Frequent urination is common in people who have diabetes because the kidneys do not work as well as they should. When blood glucose levels are high, the kidneys lose some of their ability to reabsorb water from urine, which causes extra fluid in your system and increases the frequency you need to urinate.
- Weight Gain or Loose
Weight gain is a common symptom of prediabetes. If you put on more than five pounds in the last six months, you should see your doctor for more testing to determine whether you have prediabetes.
If you are overweight, losing weight can help lower your blood sugar levels and reduce your risk of developing diabetes. Work with your doctor to develop an eating plan that is right for you. Healthy eating habits can also help prevent or delay type 2 diabetes in people at risk for the disease.
- Blurred Vision
Blurred vision is a common sign of prediabetes, and it is caused by damage to the blood vessels that supply blood to the retina, a part of the eye that senses light and sends information to the brain.

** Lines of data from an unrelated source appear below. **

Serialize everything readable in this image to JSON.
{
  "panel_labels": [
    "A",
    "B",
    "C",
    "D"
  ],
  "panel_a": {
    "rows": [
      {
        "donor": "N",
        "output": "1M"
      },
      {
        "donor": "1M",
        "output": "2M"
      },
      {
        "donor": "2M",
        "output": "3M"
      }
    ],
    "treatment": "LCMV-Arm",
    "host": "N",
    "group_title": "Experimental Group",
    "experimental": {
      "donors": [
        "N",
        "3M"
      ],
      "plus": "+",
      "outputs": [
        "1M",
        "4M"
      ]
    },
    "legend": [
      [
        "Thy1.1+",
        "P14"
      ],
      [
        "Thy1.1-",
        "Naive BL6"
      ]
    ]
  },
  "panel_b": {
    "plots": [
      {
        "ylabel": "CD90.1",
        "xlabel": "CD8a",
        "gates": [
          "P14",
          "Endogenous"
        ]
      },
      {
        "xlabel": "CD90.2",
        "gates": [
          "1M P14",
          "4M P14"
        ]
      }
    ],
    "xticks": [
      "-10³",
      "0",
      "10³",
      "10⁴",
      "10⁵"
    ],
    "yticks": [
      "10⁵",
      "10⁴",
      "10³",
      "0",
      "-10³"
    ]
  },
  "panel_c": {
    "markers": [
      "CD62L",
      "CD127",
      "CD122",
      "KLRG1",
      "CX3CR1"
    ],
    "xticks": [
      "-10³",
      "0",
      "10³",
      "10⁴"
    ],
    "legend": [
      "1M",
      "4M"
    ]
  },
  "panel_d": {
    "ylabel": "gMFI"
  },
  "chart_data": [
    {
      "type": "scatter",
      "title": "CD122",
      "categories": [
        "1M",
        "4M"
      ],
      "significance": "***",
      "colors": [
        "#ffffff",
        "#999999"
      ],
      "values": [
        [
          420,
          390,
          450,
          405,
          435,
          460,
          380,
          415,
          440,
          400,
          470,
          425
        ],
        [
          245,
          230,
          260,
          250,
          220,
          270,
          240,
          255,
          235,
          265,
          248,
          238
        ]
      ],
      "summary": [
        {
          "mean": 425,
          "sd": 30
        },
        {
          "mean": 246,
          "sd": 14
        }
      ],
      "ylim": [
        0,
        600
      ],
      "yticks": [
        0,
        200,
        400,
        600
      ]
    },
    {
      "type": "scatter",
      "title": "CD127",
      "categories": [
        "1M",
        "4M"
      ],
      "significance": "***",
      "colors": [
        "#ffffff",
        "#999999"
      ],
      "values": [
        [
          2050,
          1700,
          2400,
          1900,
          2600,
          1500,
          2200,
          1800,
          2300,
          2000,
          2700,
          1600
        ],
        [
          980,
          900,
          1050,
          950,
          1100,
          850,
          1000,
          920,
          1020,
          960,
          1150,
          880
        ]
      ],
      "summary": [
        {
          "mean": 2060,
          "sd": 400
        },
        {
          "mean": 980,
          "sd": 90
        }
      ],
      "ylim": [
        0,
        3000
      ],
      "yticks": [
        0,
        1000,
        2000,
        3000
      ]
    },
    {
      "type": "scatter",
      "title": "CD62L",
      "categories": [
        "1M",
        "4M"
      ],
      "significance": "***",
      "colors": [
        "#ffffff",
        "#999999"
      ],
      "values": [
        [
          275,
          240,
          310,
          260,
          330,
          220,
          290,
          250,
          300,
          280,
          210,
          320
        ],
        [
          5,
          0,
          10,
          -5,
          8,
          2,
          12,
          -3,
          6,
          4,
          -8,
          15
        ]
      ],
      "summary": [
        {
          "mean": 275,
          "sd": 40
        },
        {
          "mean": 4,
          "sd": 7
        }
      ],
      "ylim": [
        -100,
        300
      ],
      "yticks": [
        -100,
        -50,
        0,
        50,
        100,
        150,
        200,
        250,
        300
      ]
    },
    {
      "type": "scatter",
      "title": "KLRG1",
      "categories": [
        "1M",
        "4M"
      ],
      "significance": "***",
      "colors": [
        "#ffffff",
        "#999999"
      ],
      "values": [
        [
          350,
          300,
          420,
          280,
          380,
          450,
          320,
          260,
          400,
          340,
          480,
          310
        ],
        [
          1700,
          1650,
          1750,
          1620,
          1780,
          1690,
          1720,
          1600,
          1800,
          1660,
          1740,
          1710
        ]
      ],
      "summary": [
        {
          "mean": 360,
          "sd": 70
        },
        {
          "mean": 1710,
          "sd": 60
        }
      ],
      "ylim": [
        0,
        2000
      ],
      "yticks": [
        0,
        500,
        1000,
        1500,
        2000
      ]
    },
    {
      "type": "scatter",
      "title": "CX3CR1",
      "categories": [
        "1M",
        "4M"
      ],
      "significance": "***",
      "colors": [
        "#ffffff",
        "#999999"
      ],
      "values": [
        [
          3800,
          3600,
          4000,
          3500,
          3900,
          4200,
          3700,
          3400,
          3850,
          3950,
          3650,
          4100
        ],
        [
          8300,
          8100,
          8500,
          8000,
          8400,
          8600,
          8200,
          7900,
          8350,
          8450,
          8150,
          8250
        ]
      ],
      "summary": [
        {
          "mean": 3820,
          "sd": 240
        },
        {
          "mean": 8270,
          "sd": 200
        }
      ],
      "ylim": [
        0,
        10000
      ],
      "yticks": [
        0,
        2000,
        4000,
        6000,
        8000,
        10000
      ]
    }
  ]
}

The retina has a lot of blood vessels that are fragile and easily damaged. Blurred vision can be caused by several conditions, including prediabetes, high blood pressure, high cholesterol, diabetes, and kidney disease.
In people with prediabetes, these changes in the retina appear to happen more quickly than they do in people who do not have prediabetes.
How to Reverse Prediabetes
The good news is that you can reverse prediabetes with lifestyle changes such as losing weight, getting more exercise, and eating healthfully.
Here are some simple ways to reduce your risk of developing type 2 diabetes:
- Lose weight if you are overweight or obese — even just 5% of your total body weight can make a difference.
- Eat healthier foods; limit yourself to 10% of calories from saturated fat (found in animal products such as meat, poultry, and full-fat dairy products) and trans fats (found in processed foods like cookies).
- Get more physical activity: Aim for 150 minutes of moderate exercise (brisk walking) each week. Or try to get 30 minutes of moderate exercise five days a week if it is easier for you. And do not forget about muscle-strengthening activities at least two times a week and regular physical activity that can be done anytime, anywhere — like taking the stairs instead of the escalator or riding your bicycle to work.